The children have expressed curiosity about seeds: the different types, how they grow into plants, what they need to grow, how people use them, and what kids of jobs involve working with seeds. Our kindergarten class in Nampa, ID is about to begin a study of seeds that will engage the children and build on their natural curiosity.
We need your help to gather seed-related materials that the children can explore, such as different kinds of seeds, planters, gardening tools, foods that contain seeds, and books or pictures related to seeds. Below is a list of suggested items, but feel free to send any seed-related items that may add to our exploration. Please label materials with your name so we can return them to you at the end of our study. We promise to take good care of them! Also, if you or someone you know works with seeds (e.g. gardener, farmer, agricultural worker, landscaper) and would like to visit our class, please let us know.

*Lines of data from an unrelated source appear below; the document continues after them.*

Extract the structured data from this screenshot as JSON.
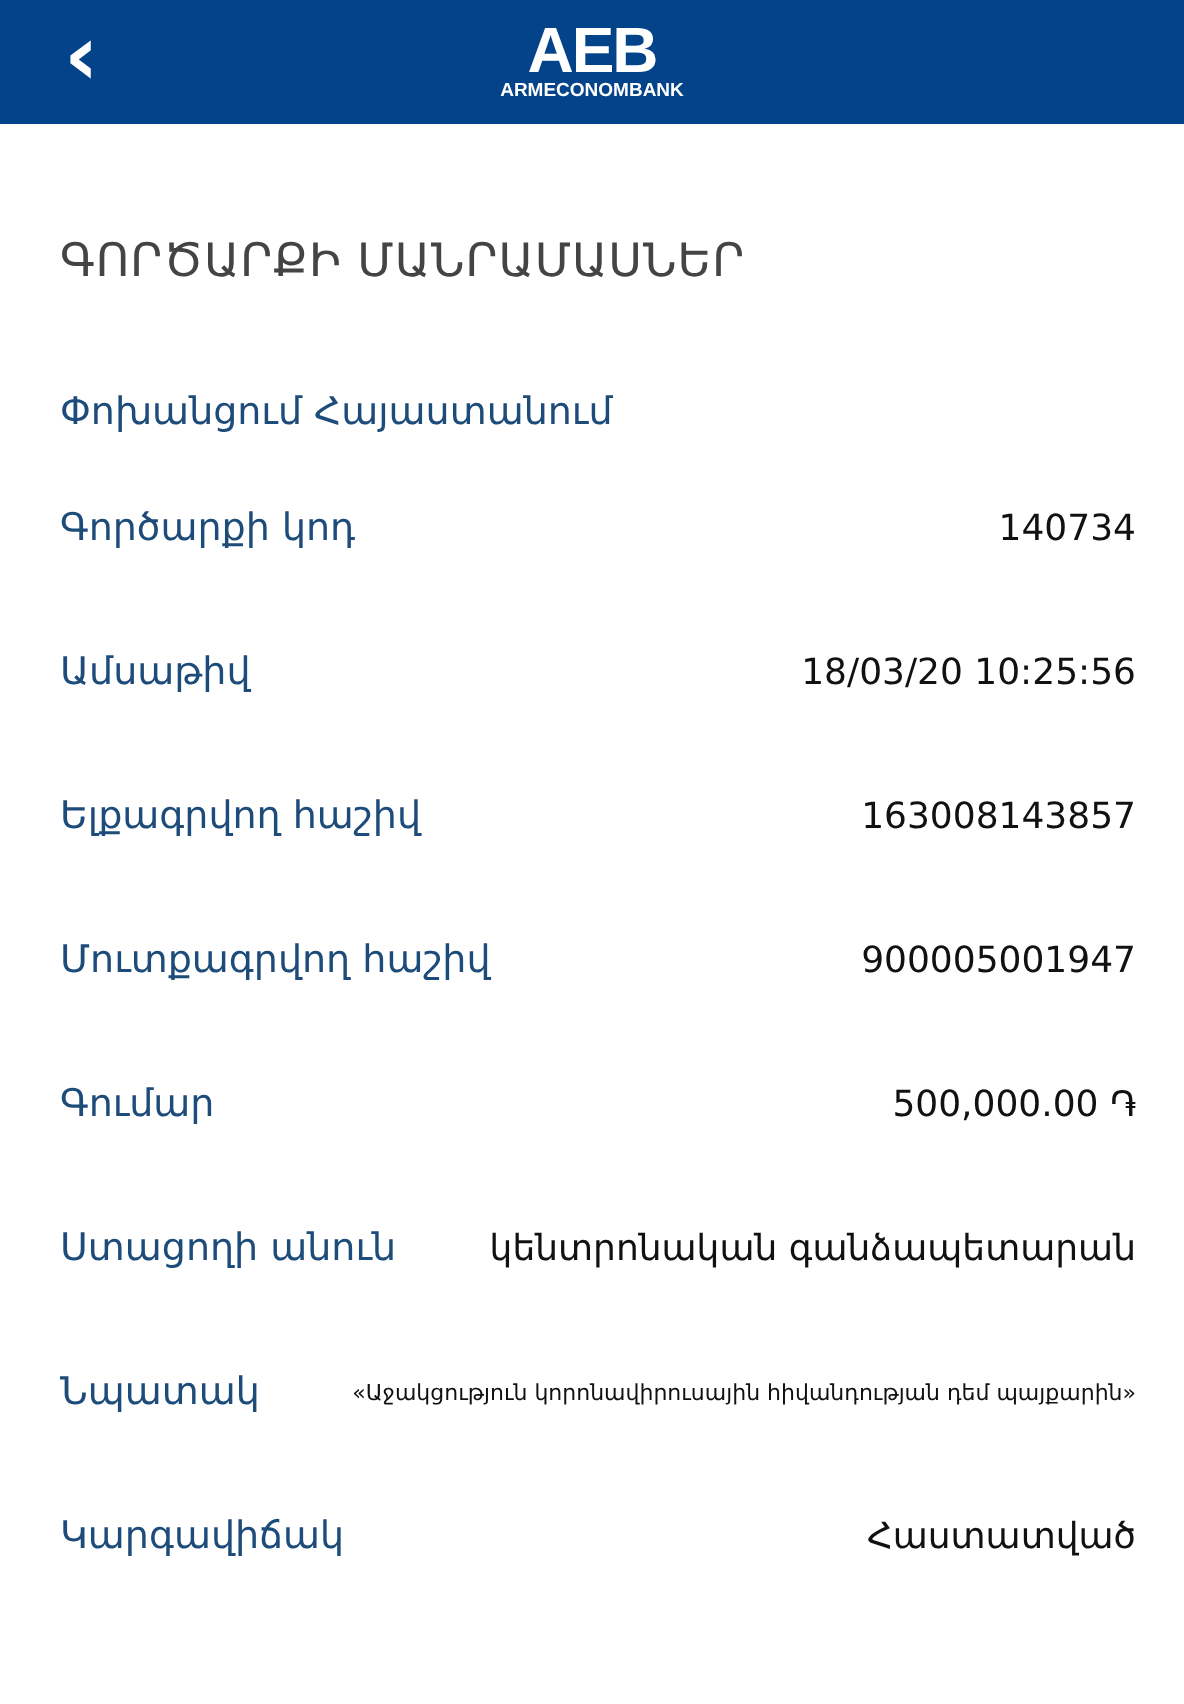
{
  "header": {
    "back": "‹",
    "logo": "AEB",
    "logo_caption": "ARMECONOMBANK"
  },
  "title": "ԳՈՐԾԱՐՔԻ ՄԱՆՐԱՄԱՍՆԵՐ",
  "subtitle": "Փոխանցում Հայաստանում",
  "details": [
    {
      "label": "Գործարքի կոդ",
      "value": "140734",
      "kind": "normal"
    },
    {
      "label": "Ամսաթիվ",
      "value": "18/03/20 10:25:56",
      "kind": "normal"
    },
    {
      "label": "Ելքագրվող հաշիվ",
      "value": "163008143857",
      "kind": "normal"
    },
    {
      "label": "Մուտքագրվող հաշիվ",
      "value": "900005001947",
      "kind": "normal"
    },
    {
      "label": "Գումար",
      "value": "500,000.00 ֏",
      "kind": "normal"
    },
    {
      "label": "Ստացողի անուն",
      "value": "կենտրոնական գանձապետարան",
      "kind": "normal"
    },
    {
      "label": "Նպատակ",
      "value": "«Աջակցություն կորոնավիրուսային հիվանդության դեմ պայքարին»",
      "kind": "small"
    },
    {
      "label": "Կարգավիճակ",
      "value": "Հաստատված",
      "kind": "normal"
    }
  ]
}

- Planters, pots, planting containers
- Seed packets
- Seed catalogs
- Seeds gathered from fruits and vegetables
- Cardboard shoeboxes
- Edible seeds, e.g., sunflower seeds, sesame seeds
- Water cans, spray bottles
- Gardening tools, e.g. trowels, hoes
- Soil, compost
- Fresh fruits and vegetables with visible seeds
- Seed starter kits
- Books about gardening or seeds
Pictures or Videos:
- Children gardening at home or in a community garden
- Seeds being planted in mass quantities or harvested with farming implements
As we study seeds, we will learn concepts and skills related to science, social studies, literacy, math, the arts, and technology. We’ll also develop thinking skills as we observe, investigate, as questions, solve problems, make predictions, and test our ideas.
Notice seeds with your child in and around your home and community. Examine and talk about any seeds in the foods your family eats. Visit gardening centers to look at seed packets and gardening supplies. Look for seeds on walks and point out seedlings growing around trees or bushes.
Look for books about seeds and gardening at your local library. At the grocery store, guide your child to examine seeds in packets, on breads or crackers, or in bulk food bins. Outdoors, notice how seeds get spread. Talk with your child about how seeds grow into plants and how where they are planted affects their growth. Keep a tally of the different kinds of seeds you see or eat each day.
Thank you for playing an important role in our learning!